Microsoft is not alone in this race, which is a useful warning sign for anyone pretending this is settled. Snowflake announced its own context capabilities this week with semantic capabilities. Pinecone has Nexus, which expands the vector database into a knowledge engine. Redis has developed Iris, its context and memory platform. That is a signal the market has moved beyond whether models are available or whether RAG exists at all. The question now is whether the platform can actually make enterprise AI trustworthy, governable, and scalable without adding yet another layer of complexity.
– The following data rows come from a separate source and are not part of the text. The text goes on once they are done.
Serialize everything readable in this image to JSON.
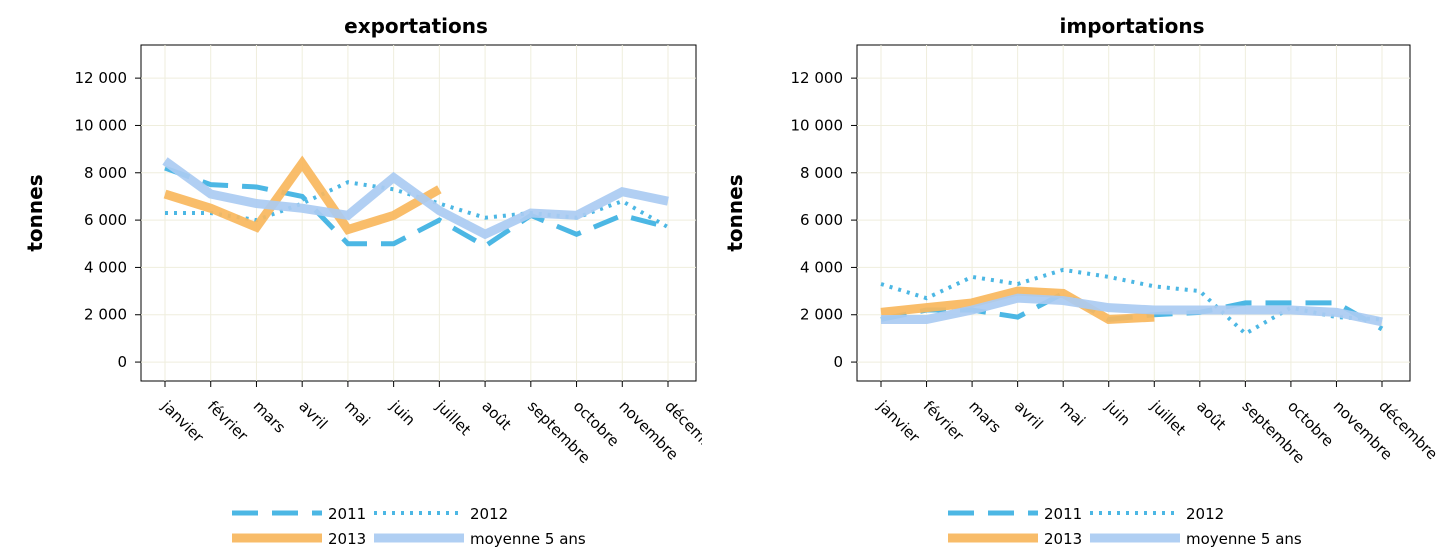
{
  "chart_data": [
    {
      "type": "line",
      "title": "exportations",
      "ylabel": "tonnes",
      "xlabel": "",
      "categories": [
        "janvier",
        "février",
        "mars",
        "avril",
        "mai",
        "juin",
        "juillet",
        "août",
        "septembre",
        "octobre",
        "novembre",
        "décembre"
      ],
      "ylim": [
        -800,
        13400
      ],
      "yticks": [
        0,
        2000,
        4000,
        6000,
        8000,
        10000,
        12000
      ],
      "ytick_labels": [
        "0",
        "2 000",
        "4 000",
        "6 000",
        "8 000",
        "10 000",
        "12 000"
      ],
      "grid": true,
      "series": [
        {
          "name": "2011",
          "style": "dashed",
          "color": "#4cb7e4",
          "values": [
            8200,
            7500,
            7400,
            7000,
            5000,
            5000,
            6000,
            4900,
            6200,
            5400,
            6200,
            5700
          ]
        },
        {
          "name": "2012",
          "style": "dotted",
          "color": "#4cb7e4",
          "values": [
            6300,
            6300,
            6000,
            6700,
            7600,
            7300,
            6700,
            6100,
            6300,
            6100,
            6800,
            5700
          ]
        },
        {
          "name": "2013",
          "style": "solid",
          "color": "#f8b75d",
          "values": [
            7100,
            6500,
            5700,
            8400,
            5600,
            6200,
            7300,
            null,
            null,
            null,
            null,
            null
          ]
        },
        {
          "name": "moyenne 5 ans",
          "style": "solid",
          "color": "#aacbf2",
          "values": [
            8500,
            7100,
            6700,
            6500,
            6200,
            7800,
            6400,
            5400,
            6300,
            6200,
            7200,
            6800
          ]
        }
      ]
    },
    {
      "type": "line",
      "title": "importations",
      "ylabel": "tonnes",
      "xlabel": "",
      "categories": [
        "janvier",
        "février",
        "mars",
        "avril",
        "mai",
        "juin",
        "juillet",
        "août",
        "septembre",
        "octobre",
        "novembre",
        "décembre"
      ],
      "ylim": [
        -800,
        13400
      ],
      "yticks": [
        0,
        2000,
        4000,
        6000,
        8000,
        10000,
        12000
      ],
      "ytick_labels": [
        "0",
        "2 000",
        "4 000",
        "6 000",
        "8 000",
        "10 000",
        "12 000"
      ],
      "grid": true,
      "series": [
        {
          "name": "2011",
          "style": "dashed",
          "color": "#4cb7e4",
          "values": [
            1800,
            2200,
            2200,
            1900,
            2900,
            1800,
            2000,
            2100,
            2500,
            2500,
            2500,
            1400
          ]
        },
        {
          "name": "2012",
          "style": "dotted",
          "color": "#4cb7e4",
          "values": [
            3300,
            2700,
            3600,
            3300,
            3900,
            3600,
            3200,
            3000,
            1200,
            2300,
            1900,
            1800
          ]
        },
        {
          "name": "2013",
          "style": "solid",
          "color": "#f8b75d",
          "values": [
            2100,
            2300,
            2500,
            3000,
            2900,
            1800,
            1900,
            null,
            null,
            null,
            null,
            null
          ]
        },
        {
          "name": "moyenne 5 ans",
          "style": "solid",
          "color": "#aacbf2",
          "values": [
            1800,
            1800,
            2200,
            2700,
            2600,
            2300,
            2200,
            2200,
            2200,
            2200,
            2100,
            1700
          ]
        }
      ]
    }
  ],
  "legend": [
    {
      "name": "2011"
    },
    {
      "name": "2012"
    },
    {
      "name": "2013"
    },
    {
      "name": "moyenne 5 ans"
    }
  ]
}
Robert Kramer, managing partner at KramerERP, put it this way: "Fabric IQ and Rayfin are important because the enterprise AI challenge is no longer just about the model availability," he told VentureBeat. "The real question is whether Microsoft simplifies execution and strengthens trust or adds another layer to an already complex environment."
For executives, that is the whole game. If your organization is deploying more agents, more AI-generated apps, or more retrieval systems, the risk is no longer just bad answers. It is a growing stack of hidden dependencies, duplicated logic, and data that never quite makes it back into the company’s governed systems. Microsoft is betting that enterprises want one context layer, one governed backend path, and one place for those systems to learn from each other. Competitors are clearly chasing the same prize. The open question is whether any platform can become the default spine for agentic software before the silos multiply faster than the controls can catch up.